I am also committed to introducing an annual Regulatory Reform Bill. This Bill will provide a vehicle to improve regulatory frameworks and reduce the compliance burden on business in more timely fashion than might otherwise be available.

We have also recently agreed to establish a NZ Productivity Commission, which will have a substantial focus on regulatory issues.

But at the most fundamental level, I think we need to change the institutions that drive the behaviour that generates poor regulation. Government's and Ministers come and go, some good, some bad. What we need is to have them operating in a framework which will produce much better results than we get from the current environment.

We have had an excellent taskforce report on a Regulatory Responsibility Bill focused on addressing these issues, and I hope that the National Party will support the Bill.

I see this Bill as akin to, and as important as, the Public Finance Act and the Reserve Bank Act.

Those two Acts have changed the institutional structure around decision-making in the crucial areas of fiscal and monetary policy. Both have fundamentally improved the transparency of decision-making. The Reserve Bank Act is why we now enjoy low and stable inflation.

The Regulatory Responsibility Bill has three distinct elements.

The first is a benchmarking mechanism. This involves a clear statement of the principles that all good regulation should comply with. These principles cover six key areas including the rule of law, protection of individual liberties, protection of property rights, taxes and charges, the role of courts, merits review, and good law making. Together, these rules comprise the benchmarking mechanism.

Second, we need a mechanism to provide transparency in regulation. We need to constrain the ability of Ministers to bully their officials into giving them the answers the Minister wants, or getting what they want with a nod and a wink.

To achieve transparency we need a requirement that Ministers and Chief executives certify as to whether the regulation they are responsible for complies with the principles and, if not, the justification for incompatibility - this is the transparency mechanism.

Third, we need an incentive mechanism that ensures that Ministers and officials comply with these processes. Thus the Bill allows for a process by which individuals may apply to the courts for a declaration that a particular piece of regulation is incompatible with the principles - this is the incentive mechanism.

So that's it. Benchmarks for quality; transparency in decision-making; and an incentive to comply.

A Minister can still advocate for, and a government can pass, legislation which departs from the principles, but they have to acknowledge that upfront and give the reason why - they need to justify that decision.

If they don't acknowledge that upfront, and do pass legislation which departs from the principles, a member of the public may apply to the Courts for a Declaration of Incompatibility. This declaration would state that a particular piece of legislation does not comply with the principles.

In short, if they don't comply with the legislative principles, they will be found out. That's what transparency and accountability in law making is all about. Ultimately it is this transparency that will change the approach and improve the quality of regulation.

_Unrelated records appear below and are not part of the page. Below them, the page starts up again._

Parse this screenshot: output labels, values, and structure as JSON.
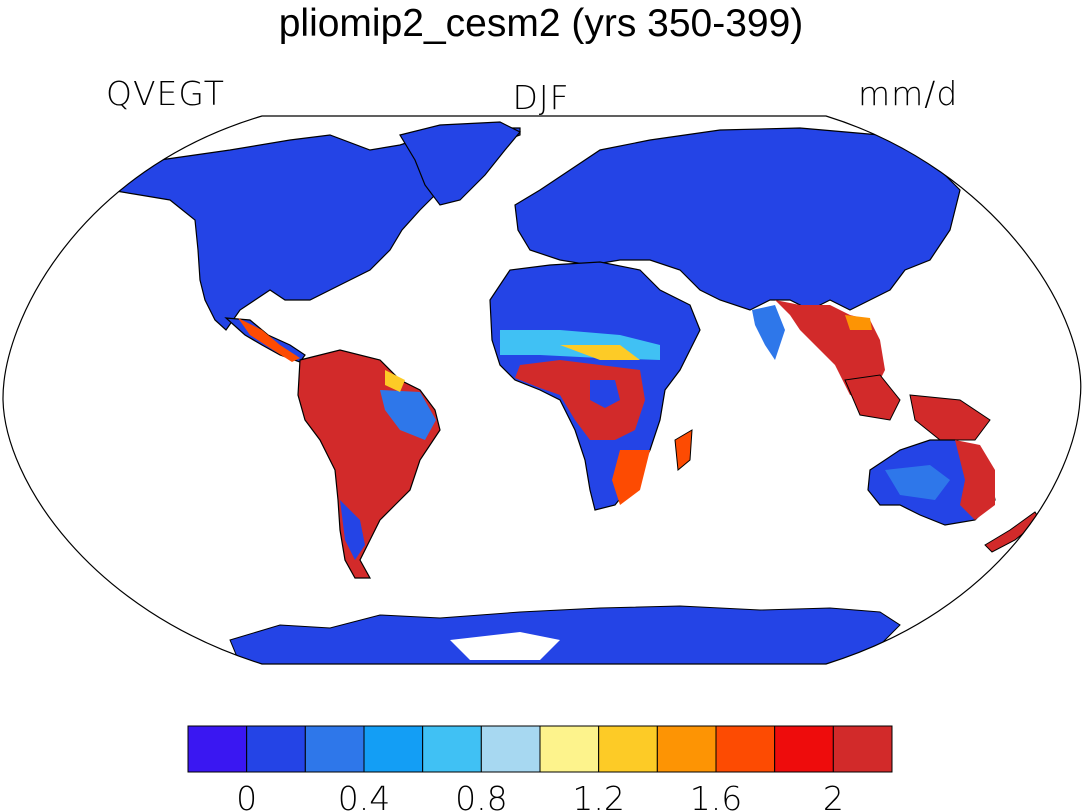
{
  "title": "pliomip2_cesm2 (yrs 350-399)",
  "subtitle_left": "QVEGT",
  "subtitle_center": "DJF",
  "subtitle_right": "mm/d",
  "colorbar": {
    "colors": [
      "#3a17f2",
      "#2444e6",
      "#2e77ea",
      "#139ef5",
      "#40c1f4",
      "#a7d8f1",
      "#fdf38c",
      "#fdcb26",
      "#fd9404",
      "#fd4b02",
      "#ee0c0c",
      "#d22a2a"
    ],
    "labels": [
      "0",
      "0.4",
      "0.8",
      "1.2",
      "1.6",
      "2"
    ],
    "label_at_boundary": [
      1,
      3,
      5,
      7,
      9,
      11
    ]
  },
  "map": {
    "projection": "Robinson",
    "ocean_color": "#ffffff",
    "land_base_color": "#2444e6"
  }
}
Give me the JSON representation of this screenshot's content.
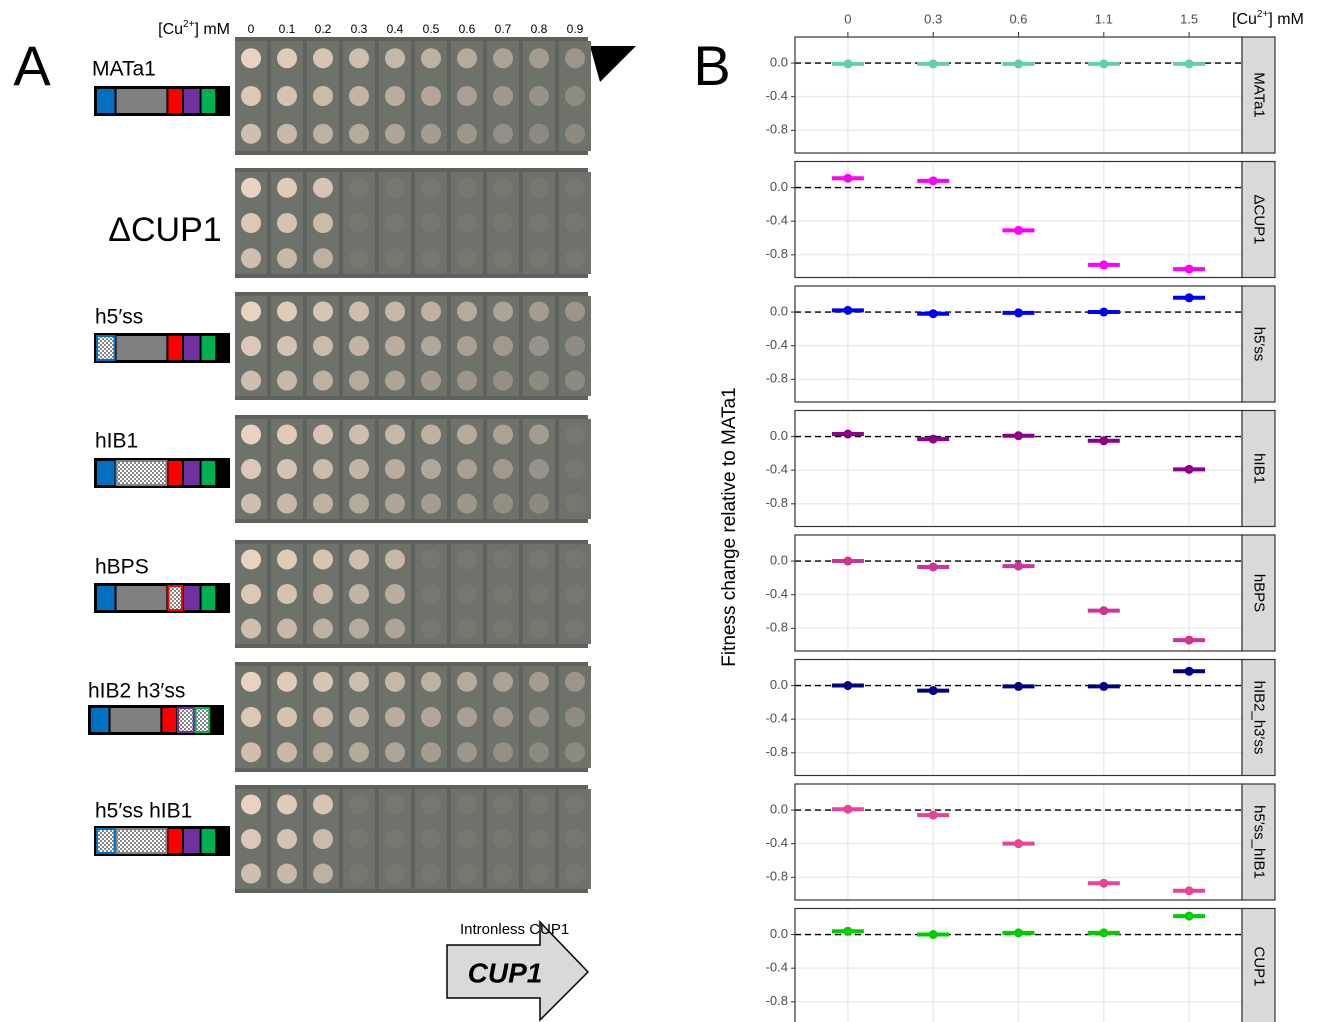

We have flowing through Parliament a torrent of regulation, and much of it stinks. You could say it's an environmental problem.

It is not stretching the analogy too far to say that this Bill would allow us not just to slow down the flow, but to improve the quality of it; and in time, it would allow us to address the quality of that substantial body of past regulation that so badly needs treatment.

I will always argue that we need to be bold in dealing to red tape, sloppy law and outdated and wealth sapping legislation.

And we need to be bold in making New Zealand a better place to live and work.

Thank you again for the opportunity to speak to you this morning about this important issue. I am happy to hear your comments and take any questions.